図4.  納豆エキスによる抗SARS-CoV-2活性
(A) SARS-CoV-2を加熱および非加熱納豆エキス(1倍希釈)とインキュベートした。
プラークアッセイは3回行った(実験1、2、3)。各プラークアッセイは二重に行った。
実験1と2はパネルAに示した。
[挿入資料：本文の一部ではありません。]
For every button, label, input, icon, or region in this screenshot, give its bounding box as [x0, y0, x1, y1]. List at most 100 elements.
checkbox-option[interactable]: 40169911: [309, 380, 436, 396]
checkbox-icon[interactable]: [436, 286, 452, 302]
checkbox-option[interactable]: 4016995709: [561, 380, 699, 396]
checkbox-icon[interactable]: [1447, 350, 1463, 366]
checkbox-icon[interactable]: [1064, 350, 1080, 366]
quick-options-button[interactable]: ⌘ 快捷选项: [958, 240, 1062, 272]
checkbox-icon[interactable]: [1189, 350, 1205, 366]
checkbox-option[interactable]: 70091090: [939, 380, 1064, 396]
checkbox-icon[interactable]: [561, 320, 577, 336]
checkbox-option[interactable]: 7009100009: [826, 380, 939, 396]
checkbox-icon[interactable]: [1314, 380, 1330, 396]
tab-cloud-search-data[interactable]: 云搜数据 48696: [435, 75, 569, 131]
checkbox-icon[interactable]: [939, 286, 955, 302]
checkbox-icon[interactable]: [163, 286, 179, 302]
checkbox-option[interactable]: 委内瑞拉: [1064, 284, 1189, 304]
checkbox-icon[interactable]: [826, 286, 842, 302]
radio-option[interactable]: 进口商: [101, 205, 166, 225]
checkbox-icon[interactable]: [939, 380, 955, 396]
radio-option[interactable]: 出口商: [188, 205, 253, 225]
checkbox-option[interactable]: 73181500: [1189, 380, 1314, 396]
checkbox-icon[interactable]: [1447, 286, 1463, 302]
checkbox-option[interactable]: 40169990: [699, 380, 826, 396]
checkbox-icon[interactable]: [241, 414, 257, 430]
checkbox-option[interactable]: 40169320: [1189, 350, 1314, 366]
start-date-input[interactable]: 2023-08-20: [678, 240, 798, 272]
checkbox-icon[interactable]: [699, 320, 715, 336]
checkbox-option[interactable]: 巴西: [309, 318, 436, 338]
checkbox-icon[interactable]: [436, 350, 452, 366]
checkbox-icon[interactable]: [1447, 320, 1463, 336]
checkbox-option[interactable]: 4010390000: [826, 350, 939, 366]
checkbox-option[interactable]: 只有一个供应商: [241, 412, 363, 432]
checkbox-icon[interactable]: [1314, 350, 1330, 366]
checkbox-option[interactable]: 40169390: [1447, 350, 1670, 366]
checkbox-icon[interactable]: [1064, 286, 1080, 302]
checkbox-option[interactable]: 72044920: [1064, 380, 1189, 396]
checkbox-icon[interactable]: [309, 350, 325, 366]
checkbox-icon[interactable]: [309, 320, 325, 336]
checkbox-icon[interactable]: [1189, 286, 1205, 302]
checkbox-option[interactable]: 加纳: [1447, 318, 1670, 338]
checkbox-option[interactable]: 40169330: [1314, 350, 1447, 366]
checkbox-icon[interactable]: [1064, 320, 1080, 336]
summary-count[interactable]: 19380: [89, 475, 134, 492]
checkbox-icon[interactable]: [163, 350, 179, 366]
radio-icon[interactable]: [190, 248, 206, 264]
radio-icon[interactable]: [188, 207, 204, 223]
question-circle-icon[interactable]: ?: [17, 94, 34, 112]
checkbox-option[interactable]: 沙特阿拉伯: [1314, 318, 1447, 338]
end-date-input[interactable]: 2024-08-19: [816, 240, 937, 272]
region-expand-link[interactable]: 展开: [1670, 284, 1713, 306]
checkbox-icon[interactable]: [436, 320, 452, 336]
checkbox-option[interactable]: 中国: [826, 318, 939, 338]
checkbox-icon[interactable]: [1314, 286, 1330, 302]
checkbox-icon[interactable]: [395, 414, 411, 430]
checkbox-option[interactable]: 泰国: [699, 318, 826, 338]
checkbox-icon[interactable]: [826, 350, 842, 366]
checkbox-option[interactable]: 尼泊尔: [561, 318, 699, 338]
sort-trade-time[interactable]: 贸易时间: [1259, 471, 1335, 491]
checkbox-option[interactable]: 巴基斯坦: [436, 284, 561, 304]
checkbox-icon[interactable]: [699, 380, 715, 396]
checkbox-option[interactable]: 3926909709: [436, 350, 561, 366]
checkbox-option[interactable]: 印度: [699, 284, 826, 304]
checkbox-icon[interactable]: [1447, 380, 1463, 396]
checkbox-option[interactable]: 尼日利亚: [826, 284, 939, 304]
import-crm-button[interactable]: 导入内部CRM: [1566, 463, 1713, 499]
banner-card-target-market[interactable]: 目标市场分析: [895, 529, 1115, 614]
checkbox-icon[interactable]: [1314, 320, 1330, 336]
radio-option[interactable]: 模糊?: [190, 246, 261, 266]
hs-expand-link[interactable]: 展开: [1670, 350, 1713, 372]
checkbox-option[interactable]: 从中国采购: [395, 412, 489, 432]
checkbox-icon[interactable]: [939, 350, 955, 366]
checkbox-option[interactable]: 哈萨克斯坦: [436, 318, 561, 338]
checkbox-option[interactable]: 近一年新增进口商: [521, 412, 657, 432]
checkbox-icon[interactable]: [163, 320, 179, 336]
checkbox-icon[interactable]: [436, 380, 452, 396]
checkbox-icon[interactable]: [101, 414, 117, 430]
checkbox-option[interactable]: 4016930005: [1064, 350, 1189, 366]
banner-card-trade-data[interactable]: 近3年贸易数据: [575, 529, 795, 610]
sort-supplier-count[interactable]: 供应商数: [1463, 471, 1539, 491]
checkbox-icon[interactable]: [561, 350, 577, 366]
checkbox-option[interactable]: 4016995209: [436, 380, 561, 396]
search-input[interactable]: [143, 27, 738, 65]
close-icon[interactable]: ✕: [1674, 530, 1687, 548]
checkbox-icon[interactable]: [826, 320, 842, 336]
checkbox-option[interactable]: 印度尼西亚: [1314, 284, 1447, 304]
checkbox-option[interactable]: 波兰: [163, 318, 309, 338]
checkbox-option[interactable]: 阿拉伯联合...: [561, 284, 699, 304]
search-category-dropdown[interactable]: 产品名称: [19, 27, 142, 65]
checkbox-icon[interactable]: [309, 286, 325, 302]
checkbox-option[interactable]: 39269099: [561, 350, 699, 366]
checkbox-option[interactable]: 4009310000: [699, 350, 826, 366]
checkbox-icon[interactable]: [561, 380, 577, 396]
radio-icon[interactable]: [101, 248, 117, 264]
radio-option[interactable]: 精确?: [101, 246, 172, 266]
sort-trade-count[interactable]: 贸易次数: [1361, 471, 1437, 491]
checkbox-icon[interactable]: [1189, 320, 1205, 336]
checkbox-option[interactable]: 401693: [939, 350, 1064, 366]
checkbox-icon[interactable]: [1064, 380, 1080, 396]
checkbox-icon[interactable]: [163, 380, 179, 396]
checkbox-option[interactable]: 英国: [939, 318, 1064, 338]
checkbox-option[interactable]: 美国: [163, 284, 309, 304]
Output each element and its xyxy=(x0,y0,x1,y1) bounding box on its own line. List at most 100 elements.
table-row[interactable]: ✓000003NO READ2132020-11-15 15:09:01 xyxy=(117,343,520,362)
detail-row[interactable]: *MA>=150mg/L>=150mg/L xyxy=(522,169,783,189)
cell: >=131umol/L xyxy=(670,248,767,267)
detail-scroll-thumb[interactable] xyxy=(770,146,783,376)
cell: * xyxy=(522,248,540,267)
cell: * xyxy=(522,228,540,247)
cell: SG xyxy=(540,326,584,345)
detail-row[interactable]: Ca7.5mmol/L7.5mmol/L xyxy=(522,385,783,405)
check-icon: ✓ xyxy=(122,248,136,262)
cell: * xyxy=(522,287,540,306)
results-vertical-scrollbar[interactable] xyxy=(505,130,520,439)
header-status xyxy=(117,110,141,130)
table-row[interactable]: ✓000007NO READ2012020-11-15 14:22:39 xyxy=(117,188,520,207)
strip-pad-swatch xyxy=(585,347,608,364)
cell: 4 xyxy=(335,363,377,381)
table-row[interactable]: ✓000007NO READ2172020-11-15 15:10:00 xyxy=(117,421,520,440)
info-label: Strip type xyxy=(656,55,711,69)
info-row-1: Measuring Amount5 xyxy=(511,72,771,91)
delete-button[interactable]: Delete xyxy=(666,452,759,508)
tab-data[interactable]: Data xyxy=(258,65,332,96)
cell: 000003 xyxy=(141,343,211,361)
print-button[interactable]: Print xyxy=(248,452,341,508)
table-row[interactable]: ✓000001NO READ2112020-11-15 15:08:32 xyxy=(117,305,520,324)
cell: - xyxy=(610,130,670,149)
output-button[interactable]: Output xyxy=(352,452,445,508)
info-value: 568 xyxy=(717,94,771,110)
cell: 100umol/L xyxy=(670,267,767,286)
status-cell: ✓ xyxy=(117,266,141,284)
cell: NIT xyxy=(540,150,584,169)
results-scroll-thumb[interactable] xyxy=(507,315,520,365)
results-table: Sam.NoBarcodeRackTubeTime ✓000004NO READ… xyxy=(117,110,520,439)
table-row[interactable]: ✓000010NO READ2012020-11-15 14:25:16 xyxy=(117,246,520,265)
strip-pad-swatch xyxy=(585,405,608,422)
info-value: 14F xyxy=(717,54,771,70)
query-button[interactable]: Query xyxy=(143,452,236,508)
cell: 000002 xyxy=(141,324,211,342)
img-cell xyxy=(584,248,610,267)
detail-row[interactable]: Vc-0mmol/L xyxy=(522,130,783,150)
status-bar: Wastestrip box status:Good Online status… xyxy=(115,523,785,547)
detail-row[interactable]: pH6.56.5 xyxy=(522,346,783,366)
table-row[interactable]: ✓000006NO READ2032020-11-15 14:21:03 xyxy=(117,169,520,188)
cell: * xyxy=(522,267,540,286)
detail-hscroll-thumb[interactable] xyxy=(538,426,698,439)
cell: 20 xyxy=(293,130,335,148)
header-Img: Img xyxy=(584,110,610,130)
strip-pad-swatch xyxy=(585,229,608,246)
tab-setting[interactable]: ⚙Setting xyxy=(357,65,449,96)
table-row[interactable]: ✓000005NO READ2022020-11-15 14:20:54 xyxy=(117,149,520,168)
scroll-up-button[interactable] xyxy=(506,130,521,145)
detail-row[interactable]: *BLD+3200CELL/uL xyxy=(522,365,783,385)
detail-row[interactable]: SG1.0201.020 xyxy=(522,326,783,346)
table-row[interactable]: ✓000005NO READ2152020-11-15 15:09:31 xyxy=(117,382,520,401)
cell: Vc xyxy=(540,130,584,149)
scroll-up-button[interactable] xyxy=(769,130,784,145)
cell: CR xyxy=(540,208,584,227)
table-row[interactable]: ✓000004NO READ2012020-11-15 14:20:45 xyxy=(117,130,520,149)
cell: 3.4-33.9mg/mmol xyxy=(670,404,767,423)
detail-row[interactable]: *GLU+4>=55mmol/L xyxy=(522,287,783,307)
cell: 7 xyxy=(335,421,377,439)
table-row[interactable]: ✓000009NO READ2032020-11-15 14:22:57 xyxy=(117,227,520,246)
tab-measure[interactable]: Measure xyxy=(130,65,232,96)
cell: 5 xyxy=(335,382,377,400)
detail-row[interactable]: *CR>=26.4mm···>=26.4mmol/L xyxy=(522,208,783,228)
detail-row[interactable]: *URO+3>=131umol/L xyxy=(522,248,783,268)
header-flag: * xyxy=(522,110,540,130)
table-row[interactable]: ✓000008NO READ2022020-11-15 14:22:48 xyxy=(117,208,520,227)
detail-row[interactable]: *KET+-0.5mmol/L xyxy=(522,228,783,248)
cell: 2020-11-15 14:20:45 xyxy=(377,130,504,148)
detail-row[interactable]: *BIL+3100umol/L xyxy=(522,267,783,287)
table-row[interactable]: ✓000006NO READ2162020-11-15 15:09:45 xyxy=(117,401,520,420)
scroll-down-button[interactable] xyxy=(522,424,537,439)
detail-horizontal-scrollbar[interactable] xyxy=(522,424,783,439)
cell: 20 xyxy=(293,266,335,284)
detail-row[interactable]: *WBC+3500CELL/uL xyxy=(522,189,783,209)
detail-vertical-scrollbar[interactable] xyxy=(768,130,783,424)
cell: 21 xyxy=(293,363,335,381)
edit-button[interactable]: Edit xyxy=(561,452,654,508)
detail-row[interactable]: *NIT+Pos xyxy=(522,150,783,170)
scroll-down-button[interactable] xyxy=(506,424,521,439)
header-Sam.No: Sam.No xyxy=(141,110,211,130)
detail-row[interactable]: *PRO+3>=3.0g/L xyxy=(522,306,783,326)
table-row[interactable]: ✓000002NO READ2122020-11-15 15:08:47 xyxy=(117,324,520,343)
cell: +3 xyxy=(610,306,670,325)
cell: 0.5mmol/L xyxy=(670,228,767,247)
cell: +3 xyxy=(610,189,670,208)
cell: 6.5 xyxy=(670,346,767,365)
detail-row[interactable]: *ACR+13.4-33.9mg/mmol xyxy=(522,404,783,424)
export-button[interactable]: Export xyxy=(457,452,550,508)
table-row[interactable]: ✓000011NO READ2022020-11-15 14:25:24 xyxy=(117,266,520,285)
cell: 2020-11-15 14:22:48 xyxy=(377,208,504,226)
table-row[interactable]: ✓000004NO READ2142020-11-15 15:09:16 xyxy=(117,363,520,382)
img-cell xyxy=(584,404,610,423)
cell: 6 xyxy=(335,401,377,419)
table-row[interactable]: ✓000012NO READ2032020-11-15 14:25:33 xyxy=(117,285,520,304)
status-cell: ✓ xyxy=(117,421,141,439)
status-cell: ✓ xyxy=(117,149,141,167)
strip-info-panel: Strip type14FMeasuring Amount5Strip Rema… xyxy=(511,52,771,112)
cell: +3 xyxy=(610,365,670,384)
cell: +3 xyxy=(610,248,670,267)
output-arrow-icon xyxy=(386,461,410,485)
実験3でも同様の結果が得られた(データは示さず)。
各試験におけるプラーク数は二重測定の平均値である。
(B)SARS-CoV-2の組換えRBDタンパクを加熱または非加熱納豆エキスとインキュベートした。
サンプルはSDS-PAGE用のゲルにロードした。
レーン1:タンパクマーカー
レーン2: PBSで処理したRBDタンパク
レーン3: 非加熱納豆エキスで処理した RBD タンパク
レーン4: 加熱納豆エキスで処理したRBDタンパク
レーン5: 非加熱納豆エキスで処理したPBS
レーン6: 加熱納豆エキスで処理したPBS
(C)点変異(N501Y)を有するSARS-CoV-2の組換えRBDタンパクを加熱または非加熱納豆エキスとインキュベートした。
サンプルはSDS-PAGE用のゲルにロードした。
レーン1: タンパクマーカー
レーン2: PBSで処理したRBDタンパク(N501Y)
レーン3: 非加熱納豆エキスで処理した RBD タンパク(N501Y)
レーン4: 加熱納豆エキスで処理したRBDタンパク(N501Y)
レーン5: 非加熱納豆エキスで処理したPBS
レーン6: 加熱納豆エキスで処理したPBS

本研究では、納豆エキスがBHV-1およびSARS-CoV-2の細胞に対する感染力を阻害し、
BHV-1の糖タンパクDおよびSARS-CoV-2のRBDタンパクを分解することを示した。
しかし、納豆エキスのこの阻害作用は加熱やセリンプロテアーゼ阻害剤で処理すると損なわれた。
この阻害効果は熱に感受性のあるセリンプロテアーゼによるものと考えられる。
このことは、プロテアーゼが糖タンパクDとRBDタンパクの複数の部位を分解することができたという証拠からも裏付けられる。
したがって、納豆に含まれる推定セリンプロテアーゼ(複数可)は、BHV-1およびSARS-CoV-2の感染機能を、
それぞれ糖タンパクDおよびスパイクタンパクのタンパク分解を介して阻害する可能性が示唆された。
今後の研究では、プロテアーゼの同定と切断部位の特定に焦点を当てる必要がある。
納豆エキス中の精製プロテアーゼは、抗ウイルス薬としてさらに研究する価値がある。
最後に、今回の研究結果は、納豆の原料としての新たな応用への道を開くものである。